正社員向けのエージェントが、フリーランスPMO案件に強いとは限りません。

ITエンジニア向けでも、開発職中心なのか、PMOや運用寄りにも強いのかで変わります。

紹介が少ない場合は、「自分がダメなのか」と考える前に、「このエージェントの得意分野と自分は合っているのか」を見た方がいいのかもしれません。

40代後半で大事なのは、経歴の説明力

40代後半の転職活動では、経験が多い分だけ、説明も難しくなります。

若い頃なら、職歴が短くても説明しやすいかもしれません。

ですが年齢を重ねると、経歴にいろいろな変化が出てきます。

業界を変えた。
職種を変えた。
ブランクがある。
働き方を変えた。
管理寄りの仕事をしていた。
現場寄りの仕事も経験した。

こうした経歴をそのまま並べるだけでは、相手に伝わりにくいことがあります。

大事なのは、自分の経験をどうつなげて説明するかです。

私の場合であれば、IT業界でのPMOやQAの経験、介護職での対人対応、AIを使った学び直しを、それぞれ別々の話にしないことが大事だと思っています。

プロジェクトを前に進める力。
状況を観察する力。
相手に合わせて伝える力。
情報を整理する力。
変化に合わせて学び直す力。

こうした形で、今の応募先にどうつながるのかを説明する必要があります。

エージェントに対しても同じです。

自分が何をしたいのか。
何ができるのか。
どんな案件なら力を出せるのか。

そこを整理して伝えられれば、紹介の可能性も少し変わるのではないかと思います。

断られたら、条件を見直すきっかけにする

エージェントから紹介が少ない時は、落ち込むだけで終わらせない方がいいと思います。

もちろん落ち込みます。

年齢のことを考えます。
自分の経験は弱いのかと感じます。
もっと早く動けばよかったのかとも思います。

ですが、その反応も転職市場からの情報です。

希望職種が広すぎるのか。
逆に狭すぎるのか。
希望年収や単価が市場と合っているのか。
勤務地や働き方の条件が厳しすぎるのか。
職務経歴書で伝えるべきことが伝わっているのか。
そもそも別のエージェントを使うべきなのか。

そうした見直しのきっかけになります。

断られたように感じることは、気持ちのいいものではありません。

ですが、そこで止まってしまうより、何を調整すれば次に進みやすいのかを見る方が建設的です。

複数のルートを持つ

40代後半の転職活動では、一つのエージェントに頼り切らない方がいいと思います。

エージェントごとに持っている求人は違います。

得意な業界も違います。

担当者との相性もあります。

同じ経歴でも、あるエージェントでは紹介が少なく、別のエージェントでは話が進むこともあると思います。

だから、複数のルートを持つことは大事です。

転職エージェント。
フリーランスエージェント。
求人サイト。
直接応募。
知人経由。
過去のつながり。
ブログや発信からの可能性。

すべてを一度にやる必要はありません。

ですが、一つのルートだけで判断しない方がいいと思います。

一つのエージェントに断られたように感じても、それが市場全体の答えとは限りません。

おわりに

40代後半の転職活動で、転職エージェントに断られることはあるのか。

あると思います。

少なくとも、紹介できる求人が少ないと言われたり、連絡が減ったり、希望と合う案件が出てこなかったりすることはあります。

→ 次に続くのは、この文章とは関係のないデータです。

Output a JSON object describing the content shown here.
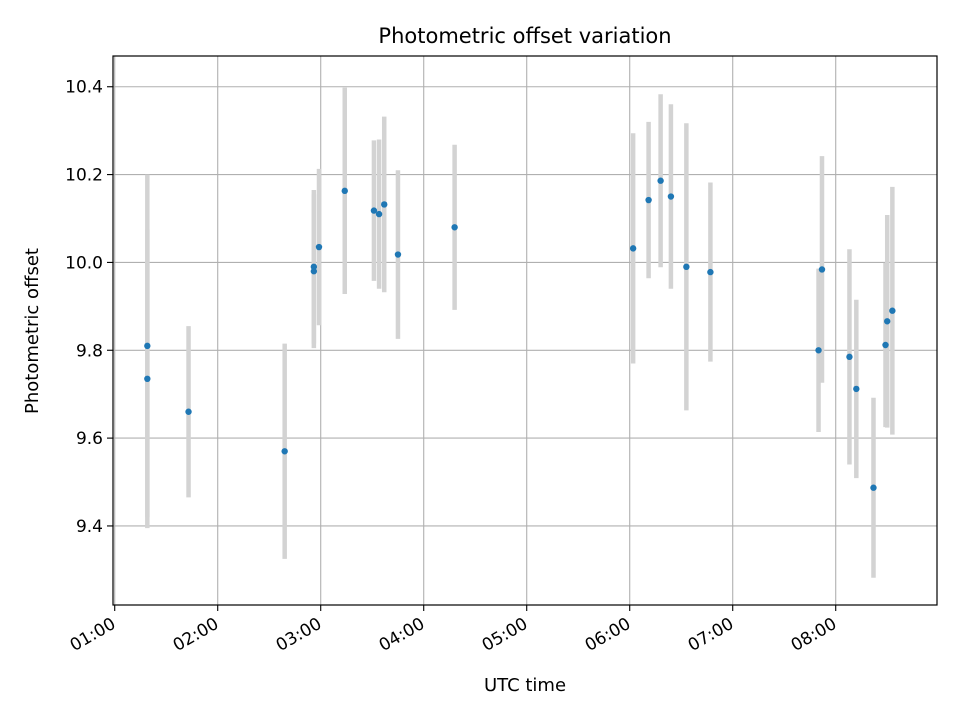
{
  "chart_data": {
    "type": "scatter",
    "title": "Photometric offset variation",
    "xlabel": "UTC time",
    "ylabel": "Photometric offset",
    "x_tick_labels": [
      "01:00",
      "02:00",
      "03:00",
      "04:00",
      "05:00",
      "06:00",
      "07:00",
      "08:00"
    ],
    "y_tick_labels": [
      "9.4",
      "9.6",
      "9.8",
      "10.0",
      "10.2",
      "10.4"
    ],
    "y_ticks": [
      9.4,
      9.6,
      9.8,
      10.0,
      10.2,
      10.4
    ],
    "xlim": [
      "00:59",
      "08:59"
    ],
    "ylim": [
      9.22,
      10.47
    ],
    "grid": true,
    "colors": {
      "points": "#1f77b4",
      "errorbars": "#d3d3d3",
      "grid": "#b0b0b0"
    },
    "points": [
      {
        "x": "01:19",
        "y": 9.81,
        "err": 0.39
      },
      {
        "x": "01:19",
        "y": 9.735,
        "err": 0.34
      },
      {
        "x": "01:43",
        "y": 9.66,
        "err": 0.195
      },
      {
        "x": "02:39",
        "y": 9.57,
        "err": 0.245
      },
      {
        "x": "02:56",
        "y": 9.98,
        "err": 0.175
      },
      {
        "x": "02:56",
        "y": 9.99,
        "err": 0.175
      },
      {
        "x": "02:59",
        "y": 10.035,
        "err": 0.178
      },
      {
        "x": "03:14",
        "y": 10.163,
        "err": 0.235
      },
      {
        "x": "03:31",
        "y": 10.118,
        "err": 0.16
      },
      {
        "x": "03:34",
        "y": 10.11,
        "err": 0.17
      },
      {
        "x": "03:37",
        "y": 10.132,
        "err": 0.2
      },
      {
        "x": "03:45",
        "y": 10.018,
        "err": 0.192
      },
      {
        "x": "04:18",
        "y": 10.08,
        "err": 0.188
      },
      {
        "x": "06:02",
        "y": 10.032,
        "err": 0.262
      },
      {
        "x": "06:11",
        "y": 10.142,
        "err": 0.178
      },
      {
        "x": "06:18",
        "y": 10.186,
        "err": 0.197
      },
      {
        "x": "06:24",
        "y": 10.15,
        "err": 0.21
      },
      {
        "x": "06:33",
        "y": 9.99,
        "err": 0.327
      },
      {
        "x": "06:47",
        "y": 9.978,
        "err": 0.204
      },
      {
        "x": "07:50",
        "y": 9.8,
        "err": 0.186
      },
      {
        "x": "07:52",
        "y": 9.984,
        "err": 0.258
      },
      {
        "x": "08:08",
        "y": 9.785,
        "err": 0.245
      },
      {
        "x": "08:12",
        "y": 9.712,
        "err": 0.203
      },
      {
        "x": "08:22",
        "y": 9.487,
        "err": 0.205
      },
      {
        "x": "08:29",
        "y": 9.812,
        "err": 0.187
      },
      {
        "x": "08:30",
        "y": 9.866,
        "err": 0.242
      },
      {
        "x": "08:33",
        "y": 9.89,
        "err": 0.282
      }
    ]
  }
}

ですが、それは自分の価値がないという意味ではありません。

エージェントの得意分野。
求人の条件。
自分の希望。
経歴の見せ方。
市場のタイミング。

いろいろな要素が重なって起きることです。

大事なのは、断られたように感じた時に、自分を否定しすぎないことだと思います。

その経験を、条件を見直すきっかけにする。
経歴の説明を整えるきっかけにする。
別のルートを探すきっかけにする。

40代後半の転職活動は、簡単ではありません。

ですが、一つのエージェントの反応だけで終わりを決める必要はありません。

自分の経験を整理しながら、使えるルートを増やしていく。

その積み重ねが、次の可能性につながるのだと思います。